A healthcheck ties together a workload, a set of rules, a schedule, and notification settings.

Healthcheck dashboard

healthcheck_dashboard

The dashboard lists all healthchecks with their workload, current overall alert level, number of linked rules, and the date of the last evaluation.

Actions available per row:

  • Configure — open the configuration form.

  • View history — open the evaluation history for this healthcheck.

  • Enable / Disable — pause or resume the scheduled evaluation.

  • Run now — trigger an immediate evaluation outside the schedule.

Creating or editing a healthcheck

The configuration form has three tabs.

General tab

healthcheck_config_general

  • Name (required) — a unique name for this healthcheck.

  • Description — optional free-text description.

  • Workload (required) — select from existing workloads. The workload determines which clusters and filters are used for all rules.

    Note

    Changing the workload affects all rules in this healthcheck immediately. Workloads are shared and mutable — editing a workload impacts all healthchecks that reference it.

  • Schedule (cron) — when to run evaluations automatically. Uses the same cron fields as cluster ingestion (Minute, Hour, Day of Month, Day of Week, Month, Timezone).

  • Retention (days) — how long healthcheck evaluations are kept. Toggle on “Keep forever” if you do not want them to be automatically deleted.

Rules tab

healthcheck_config_rules

Lists the rules currently linked to this healthcheck.

  • Add rule — select a rule to link. Only published versions are available.

  • Version pinning — by default, the healthcheck always uses the latest published version of each rule (auto-upgrade). To lock to a specific version, pin it explicitly. Pinning is useful when you need reproducibility or want to control when upgrades happen.

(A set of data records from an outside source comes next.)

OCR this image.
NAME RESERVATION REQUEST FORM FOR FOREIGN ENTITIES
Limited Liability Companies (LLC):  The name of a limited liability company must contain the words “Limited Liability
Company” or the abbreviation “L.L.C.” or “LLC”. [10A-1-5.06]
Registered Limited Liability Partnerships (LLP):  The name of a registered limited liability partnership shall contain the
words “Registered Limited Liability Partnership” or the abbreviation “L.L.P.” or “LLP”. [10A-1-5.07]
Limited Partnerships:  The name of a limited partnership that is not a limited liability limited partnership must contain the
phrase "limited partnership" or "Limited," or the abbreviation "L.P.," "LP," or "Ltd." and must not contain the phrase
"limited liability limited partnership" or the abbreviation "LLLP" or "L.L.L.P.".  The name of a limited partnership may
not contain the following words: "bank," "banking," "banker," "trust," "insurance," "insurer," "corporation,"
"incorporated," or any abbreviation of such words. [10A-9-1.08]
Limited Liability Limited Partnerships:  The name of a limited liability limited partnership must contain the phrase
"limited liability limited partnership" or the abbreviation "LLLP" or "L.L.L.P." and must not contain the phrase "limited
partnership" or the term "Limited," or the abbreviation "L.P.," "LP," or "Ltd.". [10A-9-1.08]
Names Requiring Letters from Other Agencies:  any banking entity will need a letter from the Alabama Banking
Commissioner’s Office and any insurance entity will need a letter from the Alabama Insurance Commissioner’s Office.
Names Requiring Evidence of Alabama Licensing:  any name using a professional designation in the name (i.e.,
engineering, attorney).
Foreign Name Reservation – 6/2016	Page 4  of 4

  • Custom parameters — override the rule’s default parameter values for this healthcheck. Parameters not overridden inherit the rule’s published defaults.

  • Remove rule — unlinks the rule from this healthcheck (does not delete the rule).

Version strategy

Behavior

Latest (default, pin = null)

Always runs the most recently published version of the rule.

Pinned

Always runs the specific version selected, regardless of newer publications.

Notifications tab

healthcheck_config_notifications

  • Notification Enabled — master switch. When off, no notifications are sent regardless of other settings.

  • Minimum alert level — only send a notification if the overall alert level is at or above this threshold (OK, LOW, MEDIUM, HIGH, CRITICAL).

  • Notify on recovery — send a notification when the overall alert level decreases (i.e., the situation improves). Useful for confirming that an issue is resolved.

  • Notification profiles — select one or more notification profiles to deliver alerts to. All channels in all selected profiles receive the notification.

Notifications are triggered when:

  1. Notifications are enabled and

  2. the overall alert level is at or above the minimum threshold or the level decreased and “notify on recovery” is enabled.

Evaluation history

evaluation_history

The evaluation history page for a healthcheck shows:

  • Each evaluation’s timestamp, overall alert level, and execution time.

  • Whether the alert level changed compared to the previous evaluation.

  • Per-rule breakdowns: which version ran, the effective parameters, execution time, and any error.

  • Individual alerts: level, title, description, reason, and metadata.

Note

History is kept according to the healthcheck’s retention setting. Activate “Keep forever” to keep evaluations indefinitely. Otherwise, evaluations older than the configured number of days are deleted automatically.